Sunday, January 13, 2008

Oscar Wilde on Organised Religion

Even though I had finished my last book a couple of days ago, I only just started reading "The Picture of Dorian Gray" in earnest (to pardon the pun). Having read through quite a few of the classics over the last twelve months or so, it has been quite interesting to see the different defining qualities of each of the writer's I have read. While Dostoevsky provides a compelling insight into the psyches of his character, Hugo allows his transcendent use of language to bring the reader into the moment. Wilde, on the other hand has a very acerbic sense of humour about him. If his writing wasn't so witty, I would have found the constant sarcasm fairly ingratiating, but instead I am left with a dry smile. While I don't *always* believe that this sentiment is true (although often it is), I found the following passage particularly amusing:

But beauty, real beauty, ends where intellectual expression begins. Intellect is in itself a mode of exaggeration, and destroys the harmony of any face. The moment one sits down to think, one becomes all nose, or all forehead, or something horrid. Look at the successful men in any of the learned professions. How perfectly hideous they are! Except of course, in the Church. But then in the Church they don't think. A bishop keeps on saying at the age of eighty what he was told to say when he was a boy of eighteen, and as a natural consequence he always looks absolutely delightful.

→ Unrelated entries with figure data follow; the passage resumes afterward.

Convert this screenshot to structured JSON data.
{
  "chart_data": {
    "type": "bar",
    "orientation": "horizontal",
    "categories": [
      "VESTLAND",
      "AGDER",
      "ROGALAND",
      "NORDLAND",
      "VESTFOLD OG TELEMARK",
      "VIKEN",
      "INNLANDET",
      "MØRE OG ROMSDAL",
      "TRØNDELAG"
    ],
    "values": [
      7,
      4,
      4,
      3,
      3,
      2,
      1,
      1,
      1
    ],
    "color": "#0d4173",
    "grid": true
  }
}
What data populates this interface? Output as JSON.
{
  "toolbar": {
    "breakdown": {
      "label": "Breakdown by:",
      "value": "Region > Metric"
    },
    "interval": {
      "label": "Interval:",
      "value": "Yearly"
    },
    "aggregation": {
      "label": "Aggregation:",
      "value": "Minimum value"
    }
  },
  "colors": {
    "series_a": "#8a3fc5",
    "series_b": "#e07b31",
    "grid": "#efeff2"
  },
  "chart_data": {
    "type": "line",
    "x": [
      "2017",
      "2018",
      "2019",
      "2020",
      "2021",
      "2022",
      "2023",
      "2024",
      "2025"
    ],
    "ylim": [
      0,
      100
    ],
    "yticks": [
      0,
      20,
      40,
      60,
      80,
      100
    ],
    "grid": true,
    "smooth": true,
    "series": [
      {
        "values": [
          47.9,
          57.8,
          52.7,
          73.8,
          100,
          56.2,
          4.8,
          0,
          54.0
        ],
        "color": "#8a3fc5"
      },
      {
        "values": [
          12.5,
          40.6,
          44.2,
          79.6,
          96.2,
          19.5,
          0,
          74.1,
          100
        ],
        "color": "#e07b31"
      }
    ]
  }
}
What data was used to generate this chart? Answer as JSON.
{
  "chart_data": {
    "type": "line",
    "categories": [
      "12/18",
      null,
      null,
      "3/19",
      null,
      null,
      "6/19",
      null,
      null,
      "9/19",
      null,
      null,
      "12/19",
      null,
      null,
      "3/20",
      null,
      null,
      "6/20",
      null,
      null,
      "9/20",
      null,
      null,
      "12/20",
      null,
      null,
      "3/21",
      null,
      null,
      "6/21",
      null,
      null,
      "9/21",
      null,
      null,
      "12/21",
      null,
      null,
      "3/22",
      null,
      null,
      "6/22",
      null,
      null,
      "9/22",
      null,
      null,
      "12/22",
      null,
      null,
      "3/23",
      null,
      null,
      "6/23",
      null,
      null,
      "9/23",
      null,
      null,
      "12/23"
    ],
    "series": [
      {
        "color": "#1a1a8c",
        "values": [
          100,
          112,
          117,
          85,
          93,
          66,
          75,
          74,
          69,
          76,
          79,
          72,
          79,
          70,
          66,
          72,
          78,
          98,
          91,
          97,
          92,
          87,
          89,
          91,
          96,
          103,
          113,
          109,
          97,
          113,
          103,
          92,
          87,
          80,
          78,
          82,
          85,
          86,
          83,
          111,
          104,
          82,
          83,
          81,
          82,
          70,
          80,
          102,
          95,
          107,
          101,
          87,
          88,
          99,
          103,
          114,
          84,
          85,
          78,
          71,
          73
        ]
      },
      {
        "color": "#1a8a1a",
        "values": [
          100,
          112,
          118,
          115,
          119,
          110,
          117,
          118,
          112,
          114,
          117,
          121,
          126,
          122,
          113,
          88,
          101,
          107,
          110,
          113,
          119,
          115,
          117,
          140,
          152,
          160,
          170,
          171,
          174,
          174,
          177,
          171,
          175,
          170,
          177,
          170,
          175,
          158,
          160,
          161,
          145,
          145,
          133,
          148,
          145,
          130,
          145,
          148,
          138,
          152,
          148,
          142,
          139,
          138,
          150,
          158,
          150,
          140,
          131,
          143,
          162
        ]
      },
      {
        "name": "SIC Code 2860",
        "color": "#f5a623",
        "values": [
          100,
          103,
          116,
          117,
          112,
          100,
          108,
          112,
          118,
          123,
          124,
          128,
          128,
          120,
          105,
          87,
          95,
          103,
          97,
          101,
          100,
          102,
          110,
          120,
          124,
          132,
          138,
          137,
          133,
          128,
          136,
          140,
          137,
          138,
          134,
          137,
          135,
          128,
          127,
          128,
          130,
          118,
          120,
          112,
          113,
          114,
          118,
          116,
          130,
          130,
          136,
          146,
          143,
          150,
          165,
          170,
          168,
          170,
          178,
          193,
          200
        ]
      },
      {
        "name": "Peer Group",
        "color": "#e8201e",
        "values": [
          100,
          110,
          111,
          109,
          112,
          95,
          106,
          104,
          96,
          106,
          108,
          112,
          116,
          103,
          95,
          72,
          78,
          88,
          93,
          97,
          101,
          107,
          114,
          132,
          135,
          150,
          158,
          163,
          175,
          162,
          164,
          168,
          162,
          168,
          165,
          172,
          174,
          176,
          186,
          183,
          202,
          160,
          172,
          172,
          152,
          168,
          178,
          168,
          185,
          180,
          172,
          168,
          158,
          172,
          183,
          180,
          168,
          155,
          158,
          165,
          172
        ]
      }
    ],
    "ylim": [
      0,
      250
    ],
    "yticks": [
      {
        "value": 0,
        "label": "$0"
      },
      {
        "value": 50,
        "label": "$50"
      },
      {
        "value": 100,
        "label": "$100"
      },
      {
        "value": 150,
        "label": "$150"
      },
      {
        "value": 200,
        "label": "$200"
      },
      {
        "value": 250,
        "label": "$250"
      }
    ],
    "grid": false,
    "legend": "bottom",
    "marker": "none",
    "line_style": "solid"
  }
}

I guess that makes me think about the way that we look at the subject of change. Even early in the novel the physically attractive Dorian Gray fears change because he is aware that as time passes by his looks will deteriorate. In like manner the bishop seems to fear change because it will mean the loss of what he wants to believe is perfect. It does not seem to occur to him that it is through change that he might be able to draw nearer to the Perfect. It seems to me that this is like the attitude of many Christians today who guard their understanding of the truth on the basis that God does not change. Yet even if this is true, it can certainly be said that humans change and that God is the driving force behind this change. Indeed for Victor Hugo, God, the changeless agent is the agent of change in the world, both individually and institutionally.